Nachdem wir die kompletten 13 Kilometer gelaufen sind, sind wir echt platt. Wir haben noch eine gute Dreiviertelstunde Zeit bis der Bus zurück nach Santa Elena fährt, die verbringen wir im Café Colibrí, wo wir eine sagenhaft leckere Zimtschnecke und Cappuccini verputzen. Danach schauen wir uns noch die vielen Kolibris an, die sich dort aufhalten. Total faszinierend!

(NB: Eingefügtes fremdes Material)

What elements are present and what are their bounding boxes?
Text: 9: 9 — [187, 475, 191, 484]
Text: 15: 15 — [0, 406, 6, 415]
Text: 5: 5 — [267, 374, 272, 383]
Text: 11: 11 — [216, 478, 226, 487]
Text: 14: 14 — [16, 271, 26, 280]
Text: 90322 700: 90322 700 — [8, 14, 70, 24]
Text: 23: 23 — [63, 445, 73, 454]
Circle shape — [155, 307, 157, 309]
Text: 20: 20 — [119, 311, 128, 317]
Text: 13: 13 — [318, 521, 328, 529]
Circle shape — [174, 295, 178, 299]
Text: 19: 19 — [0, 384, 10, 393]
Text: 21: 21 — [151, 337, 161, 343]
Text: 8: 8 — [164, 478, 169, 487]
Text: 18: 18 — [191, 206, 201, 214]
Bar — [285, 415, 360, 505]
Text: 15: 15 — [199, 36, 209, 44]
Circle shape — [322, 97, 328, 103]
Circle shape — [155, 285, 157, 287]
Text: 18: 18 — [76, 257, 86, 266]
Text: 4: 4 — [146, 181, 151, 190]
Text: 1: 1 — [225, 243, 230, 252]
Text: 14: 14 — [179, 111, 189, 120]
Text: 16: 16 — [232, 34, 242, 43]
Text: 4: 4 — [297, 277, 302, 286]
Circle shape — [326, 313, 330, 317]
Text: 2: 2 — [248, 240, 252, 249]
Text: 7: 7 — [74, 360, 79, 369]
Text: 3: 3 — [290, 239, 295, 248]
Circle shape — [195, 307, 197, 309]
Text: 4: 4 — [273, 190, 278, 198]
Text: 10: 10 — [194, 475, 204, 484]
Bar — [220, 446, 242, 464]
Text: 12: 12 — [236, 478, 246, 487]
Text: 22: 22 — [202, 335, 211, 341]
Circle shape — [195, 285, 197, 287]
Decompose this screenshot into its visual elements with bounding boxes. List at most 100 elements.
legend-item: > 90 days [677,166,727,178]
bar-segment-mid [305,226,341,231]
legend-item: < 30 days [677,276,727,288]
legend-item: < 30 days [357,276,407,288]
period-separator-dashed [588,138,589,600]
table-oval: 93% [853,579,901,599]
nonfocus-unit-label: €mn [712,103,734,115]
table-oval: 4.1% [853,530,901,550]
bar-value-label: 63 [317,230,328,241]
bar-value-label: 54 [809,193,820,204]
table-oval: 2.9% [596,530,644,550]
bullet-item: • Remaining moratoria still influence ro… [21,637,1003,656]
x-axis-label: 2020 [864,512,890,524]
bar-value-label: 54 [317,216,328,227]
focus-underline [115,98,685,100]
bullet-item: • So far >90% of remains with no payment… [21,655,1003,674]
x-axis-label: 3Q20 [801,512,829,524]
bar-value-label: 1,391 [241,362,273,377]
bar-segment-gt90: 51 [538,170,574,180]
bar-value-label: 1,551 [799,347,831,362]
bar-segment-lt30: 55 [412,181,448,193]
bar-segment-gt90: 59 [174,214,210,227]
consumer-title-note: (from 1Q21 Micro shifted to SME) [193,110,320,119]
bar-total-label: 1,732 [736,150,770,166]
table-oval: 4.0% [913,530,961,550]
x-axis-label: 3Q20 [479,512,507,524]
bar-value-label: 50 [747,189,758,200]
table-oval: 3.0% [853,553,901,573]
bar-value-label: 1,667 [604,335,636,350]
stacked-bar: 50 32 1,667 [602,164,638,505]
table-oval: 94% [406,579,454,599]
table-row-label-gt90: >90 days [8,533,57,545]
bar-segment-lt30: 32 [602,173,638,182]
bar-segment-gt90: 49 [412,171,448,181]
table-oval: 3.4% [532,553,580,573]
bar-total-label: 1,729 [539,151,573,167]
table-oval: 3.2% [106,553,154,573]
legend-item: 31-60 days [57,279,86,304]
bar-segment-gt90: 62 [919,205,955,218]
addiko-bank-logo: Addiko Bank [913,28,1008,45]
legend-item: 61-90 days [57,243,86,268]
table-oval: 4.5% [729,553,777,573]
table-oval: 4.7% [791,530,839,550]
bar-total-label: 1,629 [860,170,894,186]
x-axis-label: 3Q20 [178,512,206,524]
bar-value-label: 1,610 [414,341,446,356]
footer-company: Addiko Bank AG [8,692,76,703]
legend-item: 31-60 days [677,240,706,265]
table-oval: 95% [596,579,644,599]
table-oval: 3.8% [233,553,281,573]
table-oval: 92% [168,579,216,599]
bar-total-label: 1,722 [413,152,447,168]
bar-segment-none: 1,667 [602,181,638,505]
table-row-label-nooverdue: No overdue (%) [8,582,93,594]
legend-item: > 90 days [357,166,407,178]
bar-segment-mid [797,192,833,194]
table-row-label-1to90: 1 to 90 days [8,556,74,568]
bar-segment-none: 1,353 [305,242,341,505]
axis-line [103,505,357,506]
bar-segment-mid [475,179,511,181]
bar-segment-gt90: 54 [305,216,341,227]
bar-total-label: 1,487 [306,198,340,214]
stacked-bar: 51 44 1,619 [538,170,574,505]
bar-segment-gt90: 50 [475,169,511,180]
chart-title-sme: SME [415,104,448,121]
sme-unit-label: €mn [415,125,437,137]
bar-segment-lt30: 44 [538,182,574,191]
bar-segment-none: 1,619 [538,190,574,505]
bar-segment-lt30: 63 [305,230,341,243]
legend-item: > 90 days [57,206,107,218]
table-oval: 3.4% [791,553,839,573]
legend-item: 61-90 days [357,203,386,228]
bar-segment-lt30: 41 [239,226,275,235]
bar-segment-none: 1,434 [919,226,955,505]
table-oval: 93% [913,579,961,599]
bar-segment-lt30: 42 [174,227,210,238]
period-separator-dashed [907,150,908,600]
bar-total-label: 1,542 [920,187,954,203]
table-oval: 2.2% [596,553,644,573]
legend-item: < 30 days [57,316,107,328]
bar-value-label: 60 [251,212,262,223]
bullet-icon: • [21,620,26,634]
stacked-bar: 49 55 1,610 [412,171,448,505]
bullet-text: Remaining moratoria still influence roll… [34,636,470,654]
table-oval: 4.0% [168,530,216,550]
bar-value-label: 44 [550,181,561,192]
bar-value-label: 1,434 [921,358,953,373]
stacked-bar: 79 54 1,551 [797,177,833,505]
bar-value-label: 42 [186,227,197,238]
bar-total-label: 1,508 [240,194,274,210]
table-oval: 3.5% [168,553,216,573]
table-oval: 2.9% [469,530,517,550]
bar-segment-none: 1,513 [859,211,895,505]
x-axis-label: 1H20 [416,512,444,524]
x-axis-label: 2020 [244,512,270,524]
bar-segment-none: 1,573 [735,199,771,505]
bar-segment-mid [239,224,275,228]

Zurück in Santa Elena besorgen wir noch ein bisschen Schokolade im Supermarkt und gehen dann ins Taco Taco zum Abendessen. Dort trinken wir eine Wassermelonen-Limonade mit Limette und teilen uns eine große Portion vegetarische Fajitas. Die sind auch super lecker und waren eine sehr gute Entscheidung. Irgendwie zahlen wir nur heute sehr viele Steuern, sodass wir am Ende bei 31€ landen. Wirklich ganz schön teuer in Costa Rica! Dann geht es mit dem Taxi zurück ins Belcruz, wo wir noch den Flug nach Neuseeland und unseren zweiten Camper dort buchen (wir hatten noch einen Gutschein aus 2020). Danach wird schon wieder gepackt, morgen geht es nämlich wieder ans Meer! Da es recht früh losgeht, gehen wir extra früher ins Bett und gucken noch den dritten und letzten Teil von Extraklasse (sehr empfehlenswert!).
Der Wecker klingelt dann auch schon um 6 und wir haben wieder super geschlafen. Wir sind auch super fix fertig, inklusive Frühstück, und steigen überpünktlich um viertel nach 7 ins Taxi, dass uns zum Busbahnhof bringt, wo wir in den nächsten Bus nach Puntarenas hüpfen.